In his work he will be making a husband to a girl queer who wants to calm the parents and as a friend to a recruit passionate about combat videogames; he will pretend a journalist to interview an old actor forgotten by all and will interpret the role of the father of a child who is trying to be admitted to a prestigious private school. And if the company’s policy of not getting involved, in these relations Philip will find much more than he had bargained for.
Buoni sentimenti
I don’t know what magical power Brendan Fraser developed in this second phase of his career, but it seems to have the supernatural ability to generate good feelings simply by appearing on the screen. Surely Hikari with this power went on a wedding, since the most soothing definition for Rental Family is just that a little old school of movies of good feelings. What brings, of course, all the qualities and defects of the genre: a somewhat discouraged emotionality, of course, but also heart in the right place, characters easy to love and also some twists of scene that I sincerely did not expect to see coming.
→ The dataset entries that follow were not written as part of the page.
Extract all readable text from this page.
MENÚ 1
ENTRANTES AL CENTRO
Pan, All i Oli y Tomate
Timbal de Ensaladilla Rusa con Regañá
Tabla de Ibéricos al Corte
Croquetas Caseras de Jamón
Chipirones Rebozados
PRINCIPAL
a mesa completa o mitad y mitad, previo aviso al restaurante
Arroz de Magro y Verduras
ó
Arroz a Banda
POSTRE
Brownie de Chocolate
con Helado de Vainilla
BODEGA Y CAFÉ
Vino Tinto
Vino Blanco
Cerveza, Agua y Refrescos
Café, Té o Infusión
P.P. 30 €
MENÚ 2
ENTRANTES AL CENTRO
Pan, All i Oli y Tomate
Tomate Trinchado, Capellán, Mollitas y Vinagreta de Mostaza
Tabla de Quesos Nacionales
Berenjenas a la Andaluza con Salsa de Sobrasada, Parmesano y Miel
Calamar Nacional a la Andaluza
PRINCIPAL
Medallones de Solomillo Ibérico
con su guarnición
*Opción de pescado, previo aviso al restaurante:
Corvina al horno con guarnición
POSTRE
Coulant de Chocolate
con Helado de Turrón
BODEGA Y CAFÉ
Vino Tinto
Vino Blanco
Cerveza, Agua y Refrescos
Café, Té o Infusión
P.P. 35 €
In short, whether it is natural or parallel with the span of his career, it is no doubt that to distinguish Rental Family from a thousand other similar films is the former star of La Mummia. Fraser is able to sell the character of Philip perfectly, his solitude and his desire to connect, his doubts and his being almost a teenager in the body of a mature man. And this is because, even if we do not want to admit it, but all of us sometimes still feel like this: all of us, every now and then, feel the overwhelming need to be touched by the lives of others.
Il cast
Brendan Fraser is Philip, unemployed actor who leads a lonely life. Takehiro Hira is Shinji, director of the Dental Family, who seems to be able to perfectly separate life and work. Mari Yamamoto is Aiko, partner of Philip to the agency. Akira Emoto is an old movie star on the sunset avenue, while Shino Shinozaki is Hitomi, mother of a rebel child Philip finds himself doing your father.
L’articolo Rental family: touching the lives of others – The film review at cinema proviene da Dituttounpop.it.